Pemerintah akan memberikan pembinaan dengan intensif kepada para oknum anggota Aparatur Sipil Negara yang terafiliasi dengan Negara Islam Indonesia tersebut agar mereka bisa kembali sadar dan bersumpah setia lagi pada NKRI. Pemanggilan kepada para oknum ASN terafiliasi NII juga telah terjadi, dan dari hasil pembicaraan, mereka bersepakat untuk kembali mengakui kedaulatan negeri.
Berkat Operasi Klandestin dari Densus 88 AT Polri, maka aparat keamanan dan pemerintah berhasil terus mengungkap sel-sel terorisme bahkan di kalangan ASN. Karena hendaknya para pelayan publik itu mampu menunjukkan wajah dan contoh sikap yang baik dengan tidak sama sekali ikut ke dalam pergerakan ataupun kelompok radikal.

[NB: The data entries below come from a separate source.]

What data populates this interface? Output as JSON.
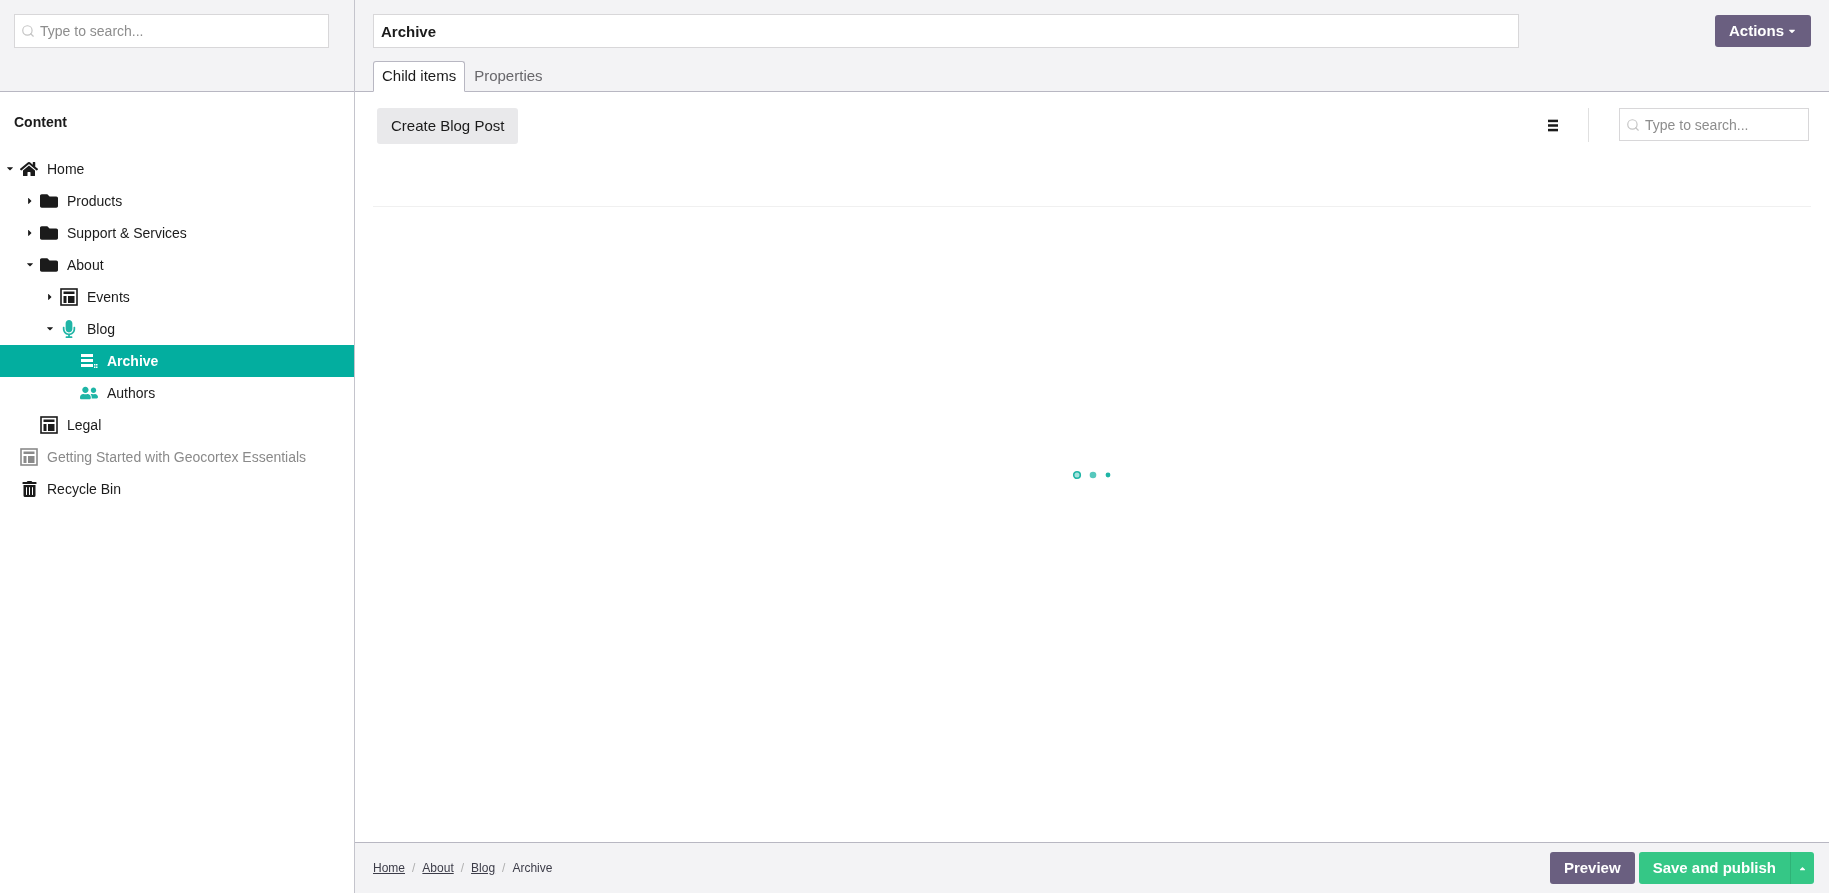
{
  "sidebar": {
    "search": {
      "placeholder": "Type to search..."
    },
    "title": "Content",
    "tree": [
      {
        "label": "Home",
        "kind": "home",
        "expanded": true,
        "selected": false,
        "disabled": false,
        "children": [
          {
            "label": "Products",
            "kind": "folder",
            "expanded": false,
            "selected": false,
            "disabled": false
          },
          {
            "label": "Support & Services",
            "kind": "folder",
            "expanded": false,
            "selected": false,
            "disabled": false
          },
          {
            "label": "About",
            "kind": "folder",
            "expanded": true,
            "selected": false,
            "disabled": false,
            "children": [
              {
                "label": "Events",
                "kind": "page",
                "expanded": false,
                "selected": false,
                "disabled": false
              },
              {
                "label": "Blog",
                "kind": "blog",
                "expanded": true,
                "selected": false,
                "disabled": false,
                "children": [
                  {
                    "label": "Archive",
                    "kind": "archive",
                    "selected": true,
                    "disabled": false
                  },
                  {
                    "label": "Authors",
                    "kind": "authors",
                    "selected": false,
                    "disabled": false
                  }
                ]
              }
            ]
          },
          {
            "label": "Legal",
            "kind": "page",
            "selected": false,
            "disabled": false
          }
        ]
      },
      {
        "label": "Getting Started with Geocortex Essentials",
        "kind": "page",
        "selected": false,
        "disabled": true
      },
      {
        "label": "Recycle Bin",
        "kind": "bin",
        "selected": false,
        "disabled": false
      }
    ]
  },
  "header": {
    "name_field": {
      "value": "Archive"
    },
    "actions_button": "Actions",
    "tabs": [
      {
        "label": "Child items",
        "selected": true
      },
      {
        "label": "Properties",
        "selected": false
      }
    ]
  },
  "toolbar": {
    "create_button": "Create Blog Post",
    "search": {
      "placeholder": "Type to search..."
    }
  },
  "footer": {
    "breadcrumb": [
      {
        "label": "Home",
        "link": true
      },
      {
        "separator": "/",
        "label": "About",
        "link": true
      },
      {
        "separator": "/",
        "label": "Blog",
        "link": true
      },
      {
        "separator": "/",
        "label": "Archive",
        "link": false
      }
    ],
    "preview_button": "Preview",
    "publish_button": "Save and publish"
  }
}
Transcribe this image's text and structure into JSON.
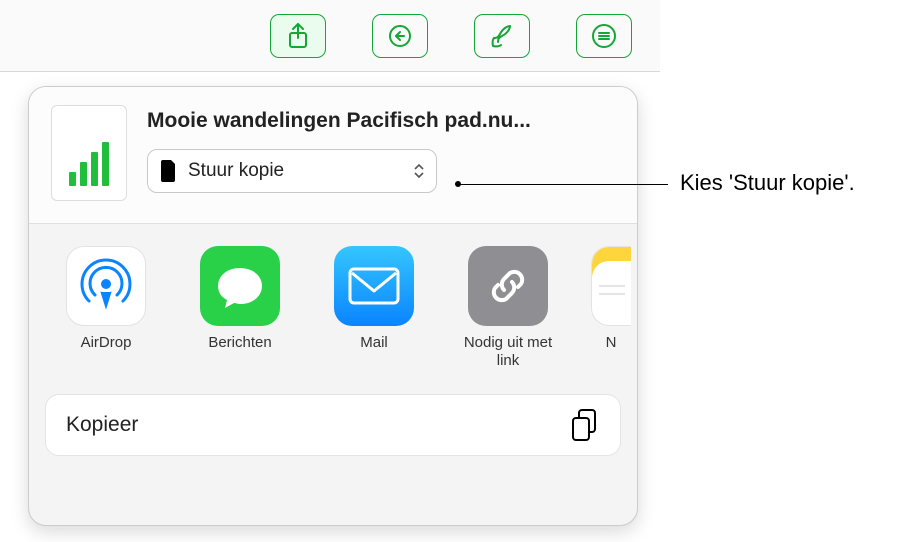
{
  "toolbar": {
    "share": "share-icon",
    "reply": "reply-icon",
    "brush": "brush-icon",
    "more": "more-menu-icon"
  },
  "sheet": {
    "doc_title": "Mooie wandelingen Pacifisch pad.nu...",
    "mode_label": "Stuur kopie",
    "targets": [
      {
        "id": "airdrop",
        "label": "AirDrop"
      },
      {
        "id": "berichten",
        "label": "Berichten"
      },
      {
        "id": "mail",
        "label": "Mail"
      },
      {
        "id": "link",
        "label": "Nodig uit met link"
      },
      {
        "id": "notes",
        "label": "N"
      }
    ],
    "copy_label": "Kopieer"
  },
  "callout": {
    "text": "Kies 'Stuur kopie'."
  }
}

Semua anggota Aparatur Sipil Negara yang bekerja di bawah instansi apapun, seharusnya mereka terus mewaspadai adanya penyebaran kelompok radikal dan bagaimana pintarnya mereka dalam memainkan narasi hingga isu propaganda untuk menarik simpatisan dan menambah daftar anggota.
Kelompok radikal sangat berbahaya karena mereka berpotensi besar bermuara pada aksi terorisme dan terus menunjukkan perbuatan intoleransi di lingkungan sekitarnya. Karena apabila paham tersebut sekali menyebar dan masuk ke suatu lingkungan, termasuk wilayah kerja, maka dia akan terus tersebar luas seperti halnya virus yang sangat berbahaya.

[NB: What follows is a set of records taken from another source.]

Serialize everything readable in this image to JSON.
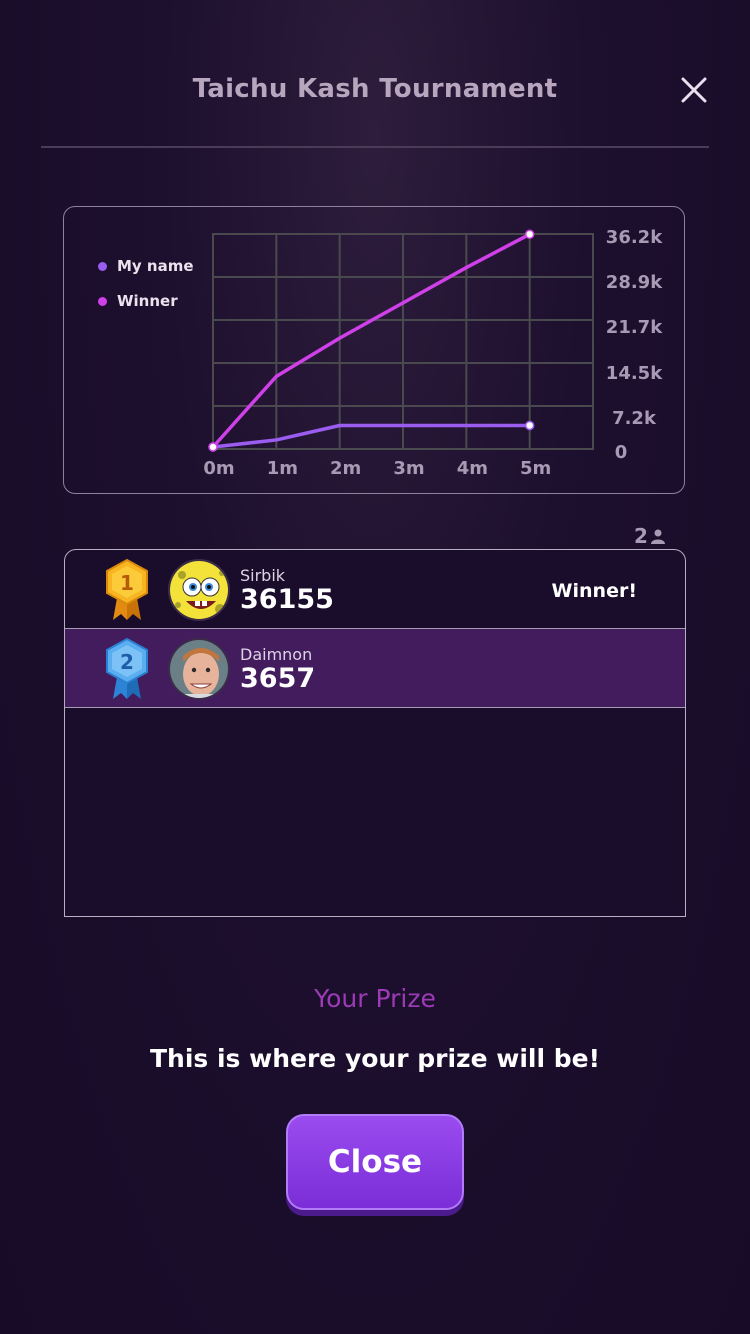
{
  "header": {
    "title": "Taichu Kash Tournament"
  },
  "chart_data": {
    "type": "line",
    "x": [
      "0m",
      "1m",
      "2m",
      "3m",
      "4m",
      "5m"
    ],
    "y_ticks": [
      "36.2k",
      "28.9k",
      "21.7k",
      "14.5k",
      "7.2k",
      "0"
    ],
    "ylim": [
      0,
      36200
    ],
    "legend_position": "top-left",
    "series": [
      {
        "name": "My name",
        "color": "#9b5cf0",
        "values": [
          0,
          1200,
          3657,
          3657,
          3657,
          3657
        ]
      },
      {
        "name": "Winner",
        "color": "#d040e8",
        "values": [
          0,
          12000,
          18500,
          24500,
          30500,
          36155
        ]
      }
    ]
  },
  "players_count": "2",
  "leaderboard": [
    {
      "rank": "1",
      "name": "Sirbik",
      "score": "36155",
      "tag": "Winner!",
      "medal_color": "#f2a81a",
      "avatar": "sponge-avatar"
    },
    {
      "rank": "2",
      "name": "Daimnon",
      "score": "3657",
      "tag": "",
      "medal_color": "#4ea3f2",
      "avatar": "photo-avatar"
    }
  ],
  "prize": {
    "title": "Your Prize",
    "text": "This is where your prize will be!"
  },
  "close_button": {
    "label": "Close"
  }
}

Menurut Deputi I Bidang Pencegahan, Perlindungan, dan Deradikalisasi Badan Nasional Penanggulangan Terorisme (BNPT), Mayor Jenderal Tentara Nasional Indonesia (Mayjen TNI) Roedy Widodo berpesan kepada seluruh ASN untuk benar-benar waspada dan mengenali betapa berbahayanya radikalisme.
Pemikiran bahwa paham radikal dan intoleran itu sangat berbahaya memang harus mampu terpatri ke dalam benak sanubari dan hati masing-masing individu bahkan termasuk harus tertanam ke seluruh elemen masyarakat tanpa terkecuali sehingga mata rantai penyebaran paham yang bertentangan dengan ideologi bangsa itu bisa terputus.
Pembentukan pemahaman sejak awal bahwa radikalisme dan intoleransi adalah sangat berbahaya jelas menjadi penting, karena survei menunjukkan bahwa terdapat sekitar 30 persen masyarakat ternyata sudah terpapar oleh virus itu, baik secara pasif ataupun aktif, dan sebanyak 5 persen bahkan sudah aktif di sana.
Dukungan penuh dari lintas sektor, mulai dari Pemerintah Pusat, Pemerintah Daerah (Pemda) setempat, seluruh lembaga dan kementerian di berbagai tingkatan hingga masyarakat menjadi sangat penting kepada aparat keamanan agar mewujudkan kelancaran dalam pendeteksian dini sampai penangkalan penyebaran paham radikalisme di kalangan ASN.